I've been working on a Q reinforcement learning implementation, where Q(π, a) is is approximated with a neural network. During trouble-shooting, I reduced the problem down to a very simple first step: train a NN to calculate atan2(y, x).
I'm using FANN for this problem, but the library is largely irrelevant as this question is more about the appropriate technique to use.
I have been struggling to teach the NN, given input = {x, y}, to calculate output = atan2(y, x).

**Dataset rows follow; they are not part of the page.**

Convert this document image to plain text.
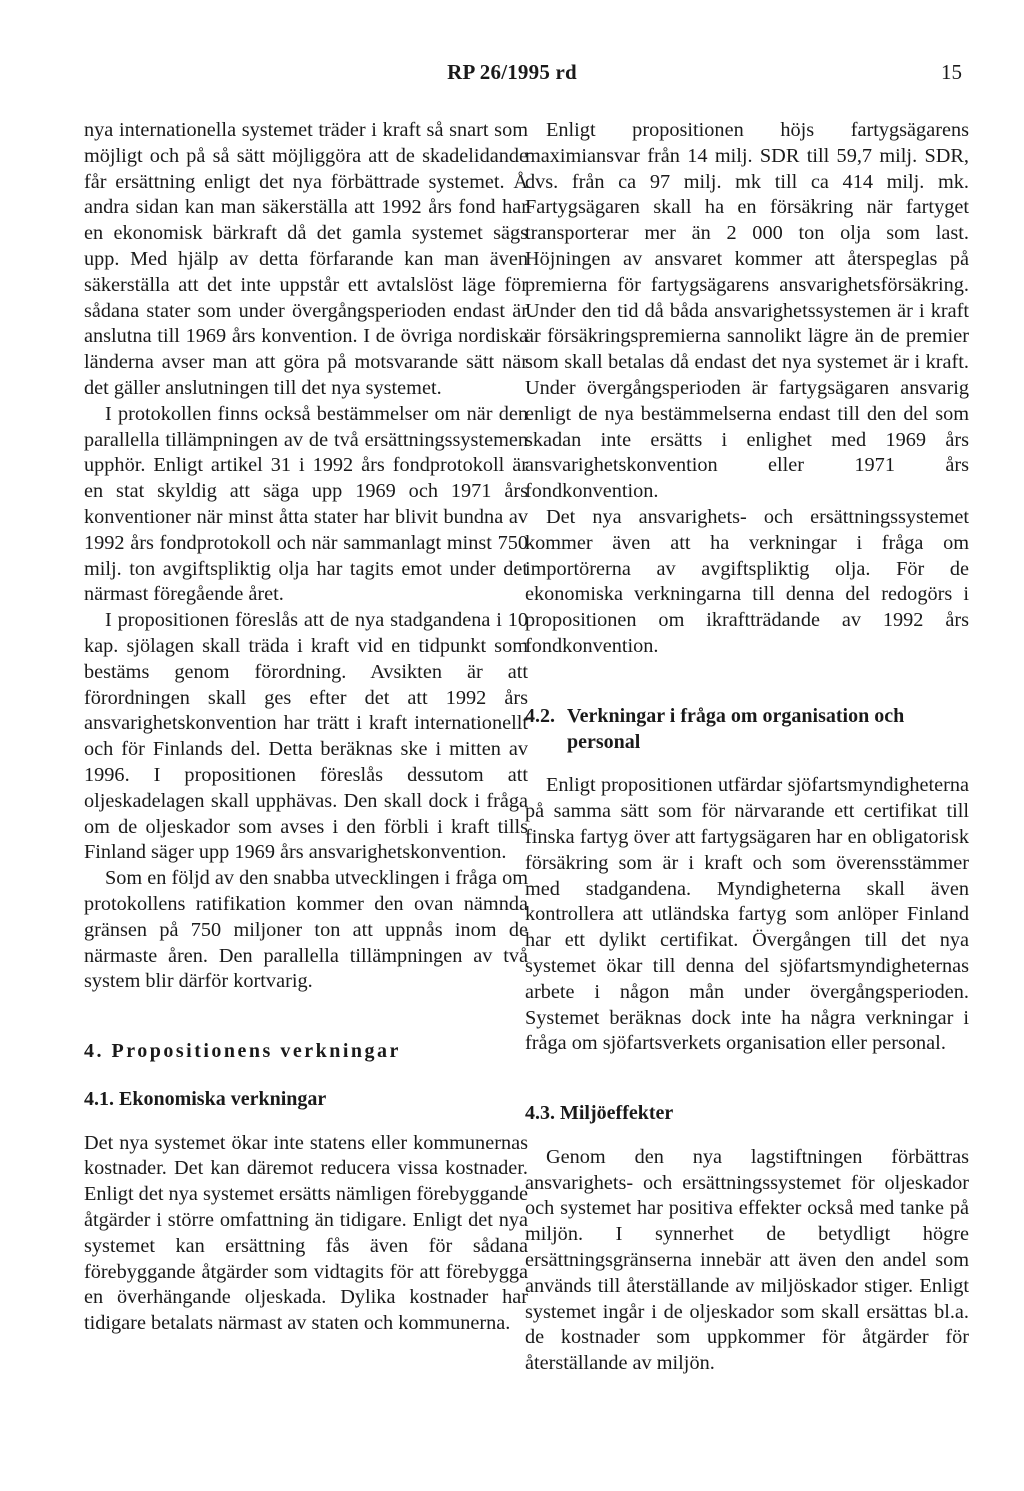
RP 26/1995 rd	15

nya internationella systemet träder i kraft så snart som möjligt och på så sätt möjliggöra att de skadelidande får ersättning enligt det nya förbättrade systemet. Å andra sidan kan man säkerställa att 1992 års fond har en ekonomisk bärkraft då det gamla systemet sägs upp. Med hjälp av detta förfarande kan man även säkerställa att det inte uppstår ett avtalslöst läge för sådana stater som under övergångsperioden endast är anslutna till 1969 års konvention. I de övriga nordiska länderna avser man att göra på motsvarande sätt när det gäller anslutningen till det nya systemet.

I protokollen finns också bestämmelser om när den parallella tillämpningen av de två ersättningssystemen upphör. Enligt artikel 31 i 1992 års fondprotokoll är en stat skyldig att säga upp 1969 och 1971 års konventioner när minst åtta stater har blivit bundna av 1992 års fondprotokoll och när sammanlagt minst 750 milj. ton avgiftspliktig olja har tagits emot under det närmast föregående året.

I propositionen föreslås att de nya stadgandena i 10 kap. sjölagen skall träda i kraft vid en tidpunkt som bestäms genom förordning. Avsikten är att förordningen skall ges efter det att 1992 års ansvarighetskonvention har trätt i kraft internationellt och för Finlands del. Detta beräknas ske i mitten av 1996. I propositionen föreslås dessutom att oljeskadelagen skall upphävas. Den skall dock i fråga om de oljeskador som avses i den förbli i kraft tills Finland säger upp 1969 års ansvarighetskonvention.

Som en följd av den snabba utvecklingen i fråga om protokollens ratifikation kommer den ovan nämnda gränsen på 750 miljoner ton att uppnås inom de närmaste åren. Den parallella tillämpningen av två system blir därför kortvarig.

4. Propositionens verkningar
4.1. Ekonomiska verkningar

Det nya systemet ökar inte statens eller kommunernas kostnader. Det kan däremot reducera vissa kostnader. Enligt det nya systemet ersätts nämligen förebyggande åtgärder i större omfattning än tidigare. Enligt det nya systemet kan ersättning fås även för sådana förebyggande åtgärder som vidtagits för att förebygga en överhängande oljeskada. Dylika kostnader har tidigare betalats närmast av staten och kommunerna.

Enligt propositionen höjs fartygsägarens maximiansvar från 14 milj. SDR till 59,7 milj. SDR, dvs. från ca 97 milj. mk till ca 414 milj. mk. Fartygsägaren skall ha en försäkring när fartyget transporterar mer än 2 000 ton olja som last. Höjningen av ansvaret kommer att återspeglas på premierna för fartygsägarens ansvarighetsförsäkring. Under den tid då båda ansvarighetssystemen är i kraft är försäkringspremierna sannolikt lägre än de premier som skall betalas då endast det nya systemet är i kraft. Under övergångsperioden är fartygsägaren ansvarig enligt de nya bestämmelserna endast till den del som skadan inte ersätts i enlighet med 1969 års ansvarighetskonvention eller 1971 års fondkonvention.

Det nya ansvarighets- och ersättningssystemet kommer även att ha verkningar i fråga om importörerna av avgiftspliktig olja. För de ekonomiska verkningarna till denna del redogörs i propositionen om ikraftträdande av 1992 års fondkonvention.

4.2. Verkningar i fråga om organisation och personal

Enligt propositionen utfärdar sjöfartsmyndigheterna på samma sätt som för närvarande ett certifikat till finska fartyg över att fartygsägaren har en obligatorisk försäkring som är i kraft och som överensstämmer med stadgandena. Myndigheterna skall även kontrollera att utländska fartyg som anlöper Finland har ett dylikt certifikat. Övergången till det nya systemet ökar till denna del sjöfartsmyndigheternas arbete i någon mån under övergångsperioden. Systemet beräknas dock inte ha några verkningar i fråga om sjöfartsverkets organisation eller personal.

4.3. Miljöeffekter

Genom den nya lagstiftningen förbättras ansvarighets- och ersättningssystemet för oljeskador och systemet har positiva effekter också med tanke på miljön. I synnerhet de betydligt högre ersättningsgränserna innebär att även den andel som används till återställande av miljöskador stiger. Enligt systemet ingår i de oljeskador som skall ersättas bl.a. de kostnader som uppkommer för åtgärder för återställande av miljön.
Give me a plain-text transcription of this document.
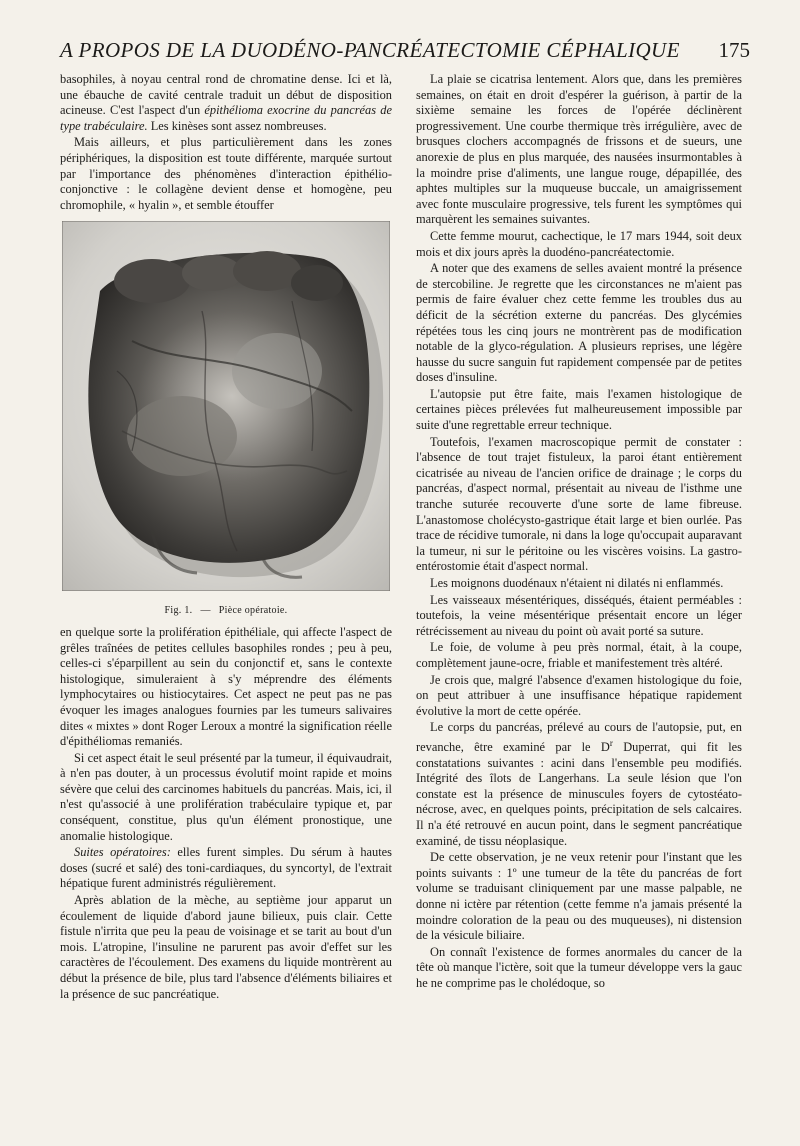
A PROPOS DE LA DUODÉNO-PANCRÉATECTOMIE CÉPHALIQUE 175

basophiles, à noyau central rond de chromatine dense. Ici et là, une ébauche de cavité centrale traduit un début de disposition acineuse. C'est l'aspect d'un épithélioma exocrine du pancréas de type trabéculaire. Les kinèses sont assez nombreuses.

Mais ailleurs, et plus particulièrement dans les zones périphériques, la disposition est toute différente, marquée surtout par l'importance des phénomènes d'interaction épithélio-conjonctive : le collagène devient dense et homogène, peu chromophile, « hyalin », et semble étouffer

Fig. 1. — Pièce opératoie.

en quelque sorte la prolifération épithéliale, qui affecte l'aspect de grêles traînées de petites cellules basophiles rondes ; peu à peu, celles-ci s'éparpillent au sein du conjonctif et, sans le contexte histologique, simuleraient à s'y méprendre des éléments lymphocytaires ou histiocytaires. Cet aspect ne peut pas ne pas évoquer les images analogues fournies par les tumeurs salivaires dites « mixtes » dont Roger Leroux a montré la signification réelle d'épithéliomas remaniés.

Si cet aspect était le seul présenté par la tumeur, il équivaudrait, à n'en pas douter, à un processus évolutif moint rapide et moins sévère que celui des carcinomes habituels du pancréas. Mais, ici, il n'est qu'associé à une prolifération trabéculaire typique et, par conséquent, constitue, plus qu'un élément pronostique, une anomalie histologique.

Suites opératoires: elles furent simples. Du sérum à hautes doses (sucré et salé) des toni-cardiaques, du syncortyl, de l'extrait hépatique furent administrés régulièrement.

Après ablation de la mèche, au septième jour apparut un écoulement de liquide d'abord jaune bilieux, puis clair. Cette fistule n'irrita que peu la peau de voisinage et se tarit au bout d'un mois. L'atropine, l'insuline ne parurent pas avoir d'effet sur les caractères de l'écoulement. Des examens du liquide montrèrent au début la présence de bile, plus tard l'absence d'éléments biliaires et la présence de suc pancréatique.

La plaie se cicatrisa lentement. Alors que, dans les premières semaines, on était en droit d'espérer la guérison, à partir de la sixième semaine les forces de l'opérée déclinèrent progressivement. Une courbe thermique très irrégulière, avec de brusques clochers accompagnés de frissons et de sueurs, une anorexie de plus en plus marquée, des nausées insurmontables à la moindre prise d'aliments, une langue rouge, dépapillée, des aphtes multiples sur la muqueuse buccale, un amaigrissement avec fonte musculaire progressive, tels furent les symptômes qui marquèrent les semaines suivantes.

Cette femme mourut, cachectique, le 17 mars 1944, soit deux mois et dix jours après la duodéno-pancréatectomie.

A noter que des examens de selles avaient montré la présence de stercobiline. Je regrette que les circonstances ne m'aient pas permis de faire évaluer chez cette femme les troubles dus au déficit de la sécrétion externe du pancréas. Des glycémies répétées tous les cinq jours ne montrèrent pas de modification notable de la glyco-régulation. A plusieurs reprises, une légère hausse du sucre sanguin fut rapidement compensée par de petites doses d'insuline.

L'autopsie put être faite, mais l'examen histologique de certaines pièces prélevées fut malheureusement impossible par suite d'une regrettable erreur technique.

Toutefois, l'examen macroscopique permit de constater : l'absence de tout trajet fistuleux, la paroi étant entièrement cicatrisée au niveau de l'ancien orifice de drainage ; le corps du pancréas, d'aspect normal, présentait au niveau de l'isthme une tranche suturée recouverte d'une sorte de lame fibreuse. L'anastomose cholécysto-gastrique était large et bien ourlée. Pas trace de récidive tumorale, ni dans la loge qu'occupait auparavant la tumeur, ni sur le péritoine ou les viscères voisins. La gastro-entérostomie était d'aspect normal.

Les moignons duodénaux n'étaient ni dilatés ni enflammés.

Les vaisseaux mésentériques, disséqués, étaient perméables : toutefois, la veine mésentérique présentait encore un léger rétrécissement au niveau du point où avait porté sa suture.

Le foie, de volume à peu près normal, était, à la coupe, complètement jaune-ocre, friable et manifestement très altéré.

Je crois que, malgré l'absence d'examen histologique du foie, on peut attribuer à une insuffisance hépatique rapidement évolutive la mort de cette opérée.

Le corps du pancréas, prélevé au cours de l'autopsie, put, en revanche, être examiné par le $D^r$ Duperrat, qui fit les constatations suivantes : acini dans l'ensemble peu modifiés. Intégrité des îlots de Langerhans. La seule lésion que l'on constate est la présence de minuscules foyers de cytostéato-nécrose, avec, en quelques points, précipitation de sels calcaires. Il n'a été retrouvé en aucun point, dans le segment pancréatique examiné, de tissu néoplasique.

De cette observation, je ne veux retenir pour l'instant que les points suivants : 1º une tumeur de la tête du pancréas de fort volume se traduisant cliniquement par une masse palpable, ne donne ni ictère par rétention (cette femme n'a jamais présenté la moindre coloration de la peau ou des muqueuses), ni distension de la vésicule biliaire.

On connaît l'existence de formes anormales du cancer de la tête où manque l'ictère, soit que la tumeur développe vers la gauc he ne comprime pas le cholédoque, so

Here is the naïve approach I have been using. It's extremely simplistic, but I'm trying to keep this simple to work up.
#include "fann.h"
#include <cstdio>
#include <random>
#include <cmath>
int main()
{
// creates a 3 layered, densely connected neural network, 2-3-1
fann *ann = fann_create_standard(3, 2, 3, 1);
// set the activation functions for the layers
fann_set_activation_function_hidden(ann, FANN_SIGMOID_SYMMETRIC);
fann_set_activation_function_output(ann, FANN_SIGMOID_SYMMETRIC);
fann_type input[2];
fann_type expOut[1];
fann_type *calcOut;
std::default_random_engine rng;
std::uniform_real_distribution<double> unif(0.0, 1.0);
for (int i = 0; i < 100000000; ++i) {
input[0] = unif(rng);
input[1] = unif(rng);
expOut[0] = atan2(input[1], input[0]);
// does a single incremental training round
fann_train(ann, input, expOut);
}
input[0] = unif(rng);
input[1] = unif(rng);
expOut[0] = atan2(input[1], input[0]);
calcOut = fann_run(ann, input);
printf("Testing atan2(%f, %f) = %f -> %f\n", input[1], input[0], expOut[0], calcOut[0]);
fann_destroy(ann);
return 0;
}
Super simple, right? However, even after 100,000,000 iterations this neural network fails:
Testing atan2(0.949040, 0.756997) = 0.897493 -> 0.987712
I also tried using a linear activation function on the output layer (FANN_LINEAR
). No luck. In fact, the results are much worse. After 100,000,000 iterations, we get:
Testing atan2(0.949040, 0.756997) = 0.897493 -> 7.648625
Which is even worse than when the weights were randomly initialized. How could a NN get worse after training?
I found this issue with FANN_LINEAR
to be consistent with other tests. When linear output is needed (e.g. in the calculation of the Q value, which corresponds to arbitrarily large or small rewards), this approach fails miserably and error actually appears to increase with training.
So what is going on? Is using a fully-connected 2-3-1 NN inappropriate for this situation? Is a symmetric sigmoid activation function in the hidden layer inappropriate? I fail to see what else could possibly account for this error.